Alcuni, però, come Boyd e Mansour ci stanno provando. Anche a rischio dell’incolumità personale o di essere trattenuti per settimane a un posto di frontiera per la mancanza di un visto. Mentre le organizzazioni continentali promuovono la libertà di spostamento per merci e persone, gli ostacoli sul terreno per chi viaggia sono ancora tanti. L’integrazione e l’eliminazione delle frontiere tra i paesi è ancora molto discontinua e, a seconda delle regioni, ci sono differenze sostanziali: se Boyd è riuscito a correre senza intoppi la prima parte del suo viaggio verso nord, fermandosi a riposare solo all’altezza dello scenografico ponte sulle cascate Vittoria, dall’Etiopia in su le cose non sono andate altrettanto lisce. Lo stesso è successo a Mansour, che ha avuto difficoltà a entrare in Sudan e in Etiopia, e che è poi passata da Gibuti, invece che dal Kenya, perché era più semplice.

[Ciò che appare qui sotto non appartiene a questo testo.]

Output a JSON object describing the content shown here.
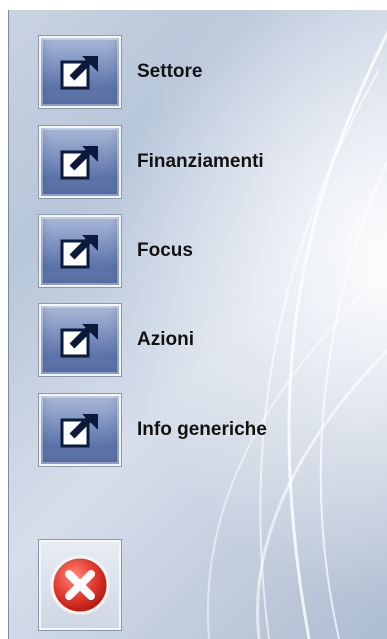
{
  "menu": {
    "items": [
      {
        "label": "Settore",
        "icon": "external-link-arrow-icon"
      },
      {
        "label": "Finanziamenti",
        "icon": "external-link-arrow-icon"
      },
      {
        "label": "Focus",
        "icon": "external-link-arrow-icon"
      },
      {
        "label": "Azioni",
        "icon": "external-link-arrow-icon"
      },
      {
        "label": "Info generiche",
        "icon": "external-link-arrow-icon"
      }
    ]
  },
  "close": {
    "icon": "close-x-icon",
    "color": "#d9362b"
  },
  "colors": {
    "button_blue": "#5a72a8",
    "panel_bg": "#c9d3e2"
  }
}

Per Boyd, “i confini possono dividere, ma anche unire. Un’Africa senza frontiere è un grande sogno, e servirà impegno per costruirla. Ma se i giovani continueranno a farlo, ci arriveremo”. Un recente sondaggio condotto in trentasei paesi africani, ricorda Albarodi, ha mostrato che la maggior parte delle persone sostiene la libertà di movimento. “E non mancano i progressi: Ruanda, Ghana, Benin, Gambia, Seychelles e Kenya hanno abolito l’obbligo del visto per tutti i titolari di un passaporto africano”.

“Ho incontrato tantissimi viaggiatori africani coraggiosi lungo il cammino”, ha dichiarato a sua volta Mansour. “Per me un’Africa senza confini aprirebbe le porte a più storie, a connessioni più profonde, a infinite strade da percorrere in autostop e a nuove vette da scalare”.